I couldnt find a cart on that site. But if you have dreamweaver, which is an Adobe program for making websites, you could paste the source code of this site into dreamweaver. Then change all the tags to your tags. Then change all the names of the jpg`s to your file names. Then you upload the html code and all your picture files to your website host providers server and you would need to create each of the form pages, upload them and redirect all the links on the page to your forms , pages etc...your done. To make any changes easier you should create a css style sheet. 
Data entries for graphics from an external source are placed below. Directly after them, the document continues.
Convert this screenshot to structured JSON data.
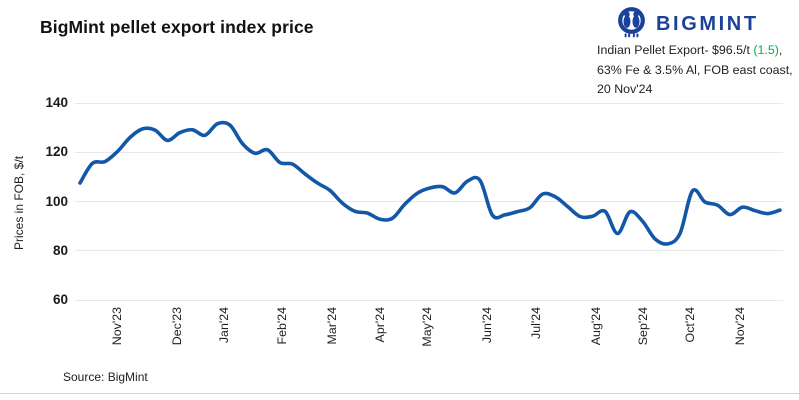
{
  "header": {
    "title": "BigMint pellet export index price",
    "logo_text": "BIGMINT",
    "annotation": {
      "line1_prefix": "Indian Pellet Export- $96.5/t ",
      "line1_change": "(1.5)",
      "line1_suffix": ",",
      "line2": "63% Fe & 3.5% Al, FOB east coast,",
      "line3": "20 Nov'24"
    }
  },
  "chart_data": {
    "type": "line",
    "title": "BigMint pellet export index price",
    "ylabel": "Prices in FOB, $/t",
    "ylim": [
      60,
      140
    ],
    "yticks": [
      140,
      120,
      100,
      80,
      60
    ],
    "grid": "horizontal-only",
    "legend": "none",
    "frequency": "weekly",
    "line_color": "#1257a8",
    "x_tick_labels": [
      "Nov'23",
      "Dec'23",
      "Jan'24",
      "Feb'24",
      "Mar'24",
      "Apr'24",
      "May'24",
      "Jun'24",
      "Jul'24",
      "Aug'24",
      "Sep'24",
      "Oct'24",
      "Nov'24"
    ],
    "x_tick_index": [
      2.94,
      7.74,
      11.52,
      16.14,
      20.14,
      24.0,
      27.74,
      32.54,
      36.48,
      41.26,
      45.06,
      48.8,
      52.8
    ],
    "series": [
      {
        "name": "Indian Pellet Export, 63% Fe & 3.5% Al, FOB east coast ($/t)",
        "values": [
          107.5,
          115.5,
          116.2,
          120.3,
          126,
          129.5,
          129,
          124.8,
          128,
          129.1,
          126.9,
          131.6,
          131,
          123.5,
          119.6,
          121,
          115.8,
          115.2,
          111.2,
          107.5,
          104.5,
          99.3,
          96,
          95.3,
          92.8,
          93.2,
          99,
          103.4,
          105.5,
          106,
          103.5,
          108.3,
          108.6,
          94.4,
          94.6,
          95.9,
          97.5,
          103,
          102,
          98,
          93.9,
          94,
          96,
          87,
          95.8,
          92,
          84.8,
          82.8,
          87,
          104.3,
          99.8,
          98.5,
          94.7,
          97.7,
          96.3,
          95.1,
          96.5
        ]
      }
    ],
    "latest_point": {
      "value": 96.5,
      "change": 1.5,
      "date": "20 Nov'24"
    }
  },
  "footer": {
    "source": "Source: BigMint"
  },
  "colors": {
    "line": "#1257a8",
    "logo": "#1b429b",
    "change_positive": "#00b050",
    "grid": "#e8e8e8"
  }
}
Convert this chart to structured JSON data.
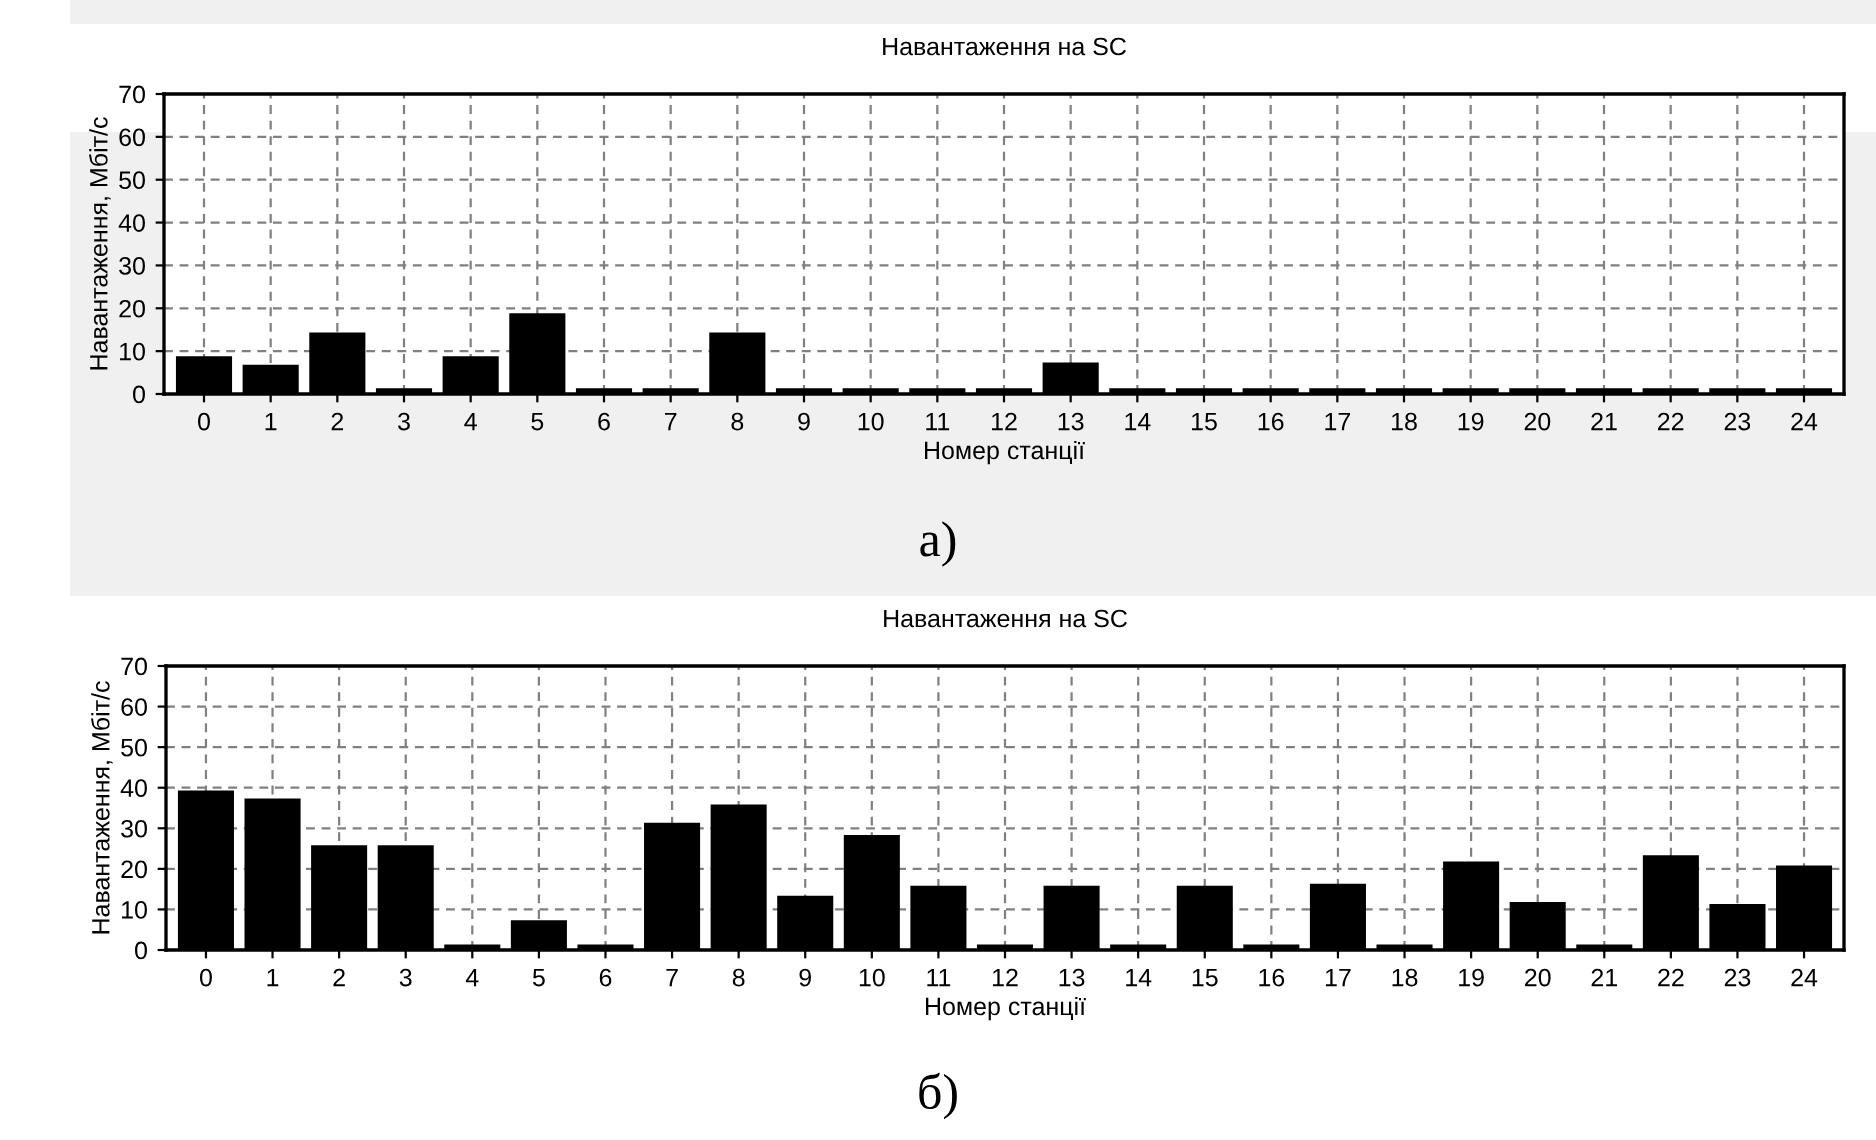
{
  "chart_data": [
    {
      "type": "bar",
      "title": "Навантаження на SC",
      "xlabel": "Номер станції",
      "ylabel": "Навантаження, Мбіт/с",
      "categories": [
        "0",
        "1",
        "2",
        "3",
        "4",
        "5",
        "6",
        "7",
        "8",
        "9",
        "10",
        "11",
        "12",
        "13",
        "14",
        "15",
        "16",
        "17",
        "18",
        "19",
        "20",
        "21",
        "22",
        "23",
        "24"
      ],
      "values": [
        8.5,
        6.5,
        14,
        1,
        8.5,
        18.5,
        1,
        1,
        14,
        1,
        1,
        1,
        1,
        7,
        1,
        1,
        1,
        1,
        1,
        1,
        1,
        1,
        1,
        1,
        1
      ],
      "color": "#000000",
      "ylim": [
        0,
        70
      ],
      "yticks": [
        0,
        10,
        20,
        30,
        40,
        50,
        60,
        70
      ],
      "grid": true,
      "annotations": [
        "а)"
      ]
    },
    {
      "type": "bar",
      "title": "Навантаження на SC",
      "xlabel": "Номер станції",
      "ylabel": "Навантаження, Мбіт/с",
      "categories": [
        "0",
        "1",
        "2",
        "3",
        "4",
        "5",
        "6",
        "7",
        "8",
        "9",
        "10",
        "11",
        "12",
        "13",
        "14",
        "15",
        "16",
        "17",
        "18",
        "19",
        "20",
        "21",
        "22",
        "23",
        "24"
      ],
      "values": [
        39,
        37,
        25.5,
        25.5,
        1,
        7,
        1,
        31,
        35.5,
        13,
        28,
        15.5,
        1,
        15.5,
        1,
        15.5,
        1,
        16,
        1,
        21.5,
        11.5,
        1,
        23,
        11,
        20.5
      ],
      "color": "#000000",
      "ylim": [
        0,
        70
      ],
      "yticks": [
        0,
        10,
        20,
        30,
        40,
        50,
        60,
        70
      ],
      "grid": true,
      "annotations": [
        "б)"
      ]
    }
  ]
}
If you have no idea what I am talking about , pay some body.


----------



## MotoskinGraphix (Apr 28, 2006)

Its just a white page with a big click on photo and a drop down menue. With any type of YSWYG, website builder you could do this site easily. The dropdown menu is functional but not so obvious of what is actually going on. The idea is kind of clever in that its sort of a blog but really isnt. Its more like fruit of the month club. You need to go to the gallery to really understand whats going on. I think you could make a site easily with that tyoe funtionality but it could be so much better. My two cents.


----------



## MotoskinGraphix (Apr 28, 2006)

If you go to sign up you will find the cart.


----------



## Girlzndollz (Oct 3, 2007)

Hello,

Just a note to let everyone know some posts were moved out of this thread. The question at hand is how to create a website like this? Please only reply if you have helpful information that can aid the OP in reaching his goal of creating a website similar to the example one. 
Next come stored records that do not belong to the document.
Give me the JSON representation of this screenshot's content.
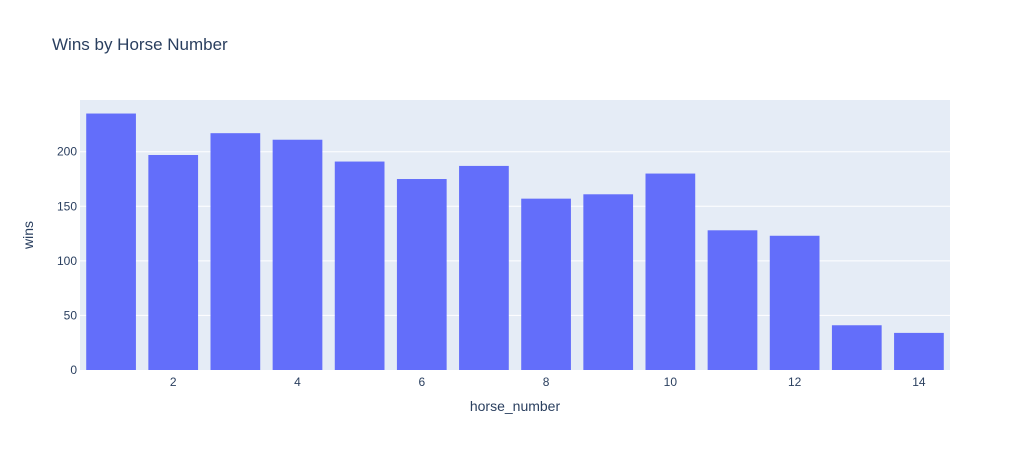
{
  "chart_data": {
    "type": "bar",
    "title": "Wins by Horse Number",
    "xlabel": "horse_number",
    "ylabel": "wins",
    "x": [
      1,
      2,
      3,
      4,
      5,
      6,
      7,
      8,
      9,
      10,
      11,
      12,
      13,
      14
    ],
    "values": [
      235,
      197,
      217,
      211,
      191,
      175,
      187,
      157,
      161,
      180,
      128,
      123,
      41,
      34
    ],
    "xticks": [
      2,
      4,
      6,
      8,
      10,
      12,
      14
    ],
    "yticks": [
      0,
      50,
      100,
      150,
      200
    ],
    "xlim": [
      0.5,
      14.5
    ],
    "ylim": [
      0,
      247.4
    ],
    "grid": true,
    "bar_color": "#636efa",
    "plot_bg": "#e5ecf6",
    "text_color": "#2a3f5f"
  }
}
If anyone has any questions, please feel free to PM me, or send a post into Forum Feedback. 
Thanks alot everyone.


----------



## chappychapperton (Apr 19, 2009)

Thanks for the help everybody, it is greatly appreciated. The more I look at the site the more I can see how unfunctional it is. I still want to go with the big background pic but rather than a drop box I am going to have some simple buttons down the left side. I appreciate all the help. Thanks again.


----------



## Pasquale (Apr 22, 2009)

use mozilla firefox and use the firebug add-on. then you can use all the html and link stylesheets


----------